Its commonly accepted that teenagers are supposed to be know-it-alls and foolish, but I find its a bit different when you meet someone who is now well into their 20s and still thinks they know it all and are still foolish. The one is easy to live with, the other, not so much. I’ve found myself thinking, they need life to knock them around a little. Problem being, I’m pretty sure I was one of those people! By my mid 20s, life had already knocked me around a little, but my dutch stubbornness was showing. I was very black and white, had little compassion, and was far too focused on the here and now. As I started to learn a few lessons from pain, and to be truly thankful for its role in my life, II Corinthians 12 jumped out at me.
Throughout his writing Paul often lists his accomplishments juxtaposed by his faults and his belief that he was the chief of sinners. But in this chapter, he gets real about a hardship in his life, his “thorn in the flesh”. He’s honest in saying that he wishes he didn’t have it, had asked God to take it away, but he sees the benefits in his life. The first benefit is listed in verse 6.
“For though I would desire to glory, I shall not be a fool; for I will say the truth: but now I forbear, lest any man should think of me above that which he seeth me to be, or that he heareth of me.”
Paul saw this thorn in the flesh, this pain of some sort in his life, as a deterrent to becoming a fool. It kept him from being a know-it-all who thought very highly of himself.
There are many types of fools in the Bible, but the lesson that I learned from pain was to not be a fool that only focuses on the temporal instead of the eternal. Like the foolish virgins in Matthew 25 who were not prepared for the coming of the Bridegroom, the rich man in Luke 12 was a fool because he was only focused on the present and temporal.
“And he spake a parable unto them, saying, The ground of a certain rich man brought forth plentifully: And he thought within himself, saying, What shall I do, because I have no room where to bestow my fruits? And he said, This will I do: I will pull down my barns, and build greater; and there will I bestow all my fruits and my goods. And I will say to my soul, Soul, thou hast much goods laid up for many years; take thine ease, eat, drink, and be merry. But God said unto him, Thou fool, this night thy soul shall be required of thee: then whose shall those things be, which thou hast provided? So is he that layeth up treasure for himself, and is not rich toward God.”

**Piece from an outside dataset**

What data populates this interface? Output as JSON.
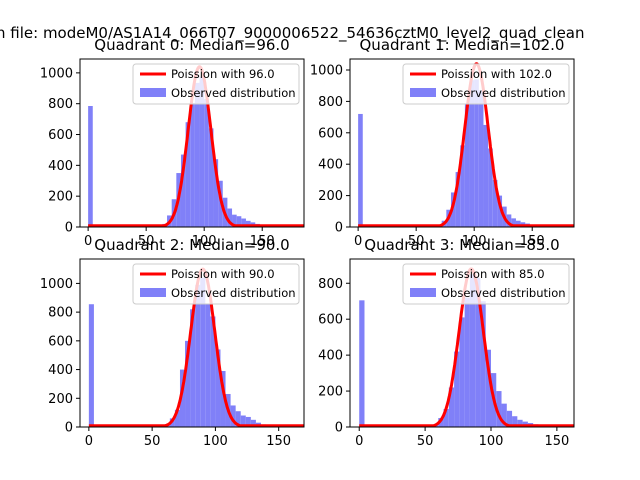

There is something about pain that makes you long for Heaven. I honestly forget what its like to live without being in pain every day, but I can sure dream about Heaven! Of course there are many more important and spiritual things to look forward to, but that’s definitely close to the top of the list for me! Its so easy to forget that we are strangers and pilgrims here. So easy to be constantly worried about the temporal instead of building treasures in Heaven. Its so hard to keep our hearts focused on what really matters and sometimes we need a little nudge to remind us what life is really about, why we’re really here, and that this is not our home.
I love these verses in Hebrews 11, the great “faith chapter”.
“These all died in faith, not having received the promises, but having seen them afar off, and were persuaded of them, and embraced them, and confessed that they were strangers and pilgrims on the earth. For they that say such things declare plainly that they seek a country. And truly, if they had been mindful of that country from whence they came out, they might have had opportunity to have returned. But now they desire a better country, that is, an heavenly”
They didn’t just believe in the promise of Heaven, they were persuaded, embraced it, confessed it, and were mindful of it. If only every day, I could be persuaded to embrace the eternal. Pain has taught me to desire a better country, and for that, I am grateful.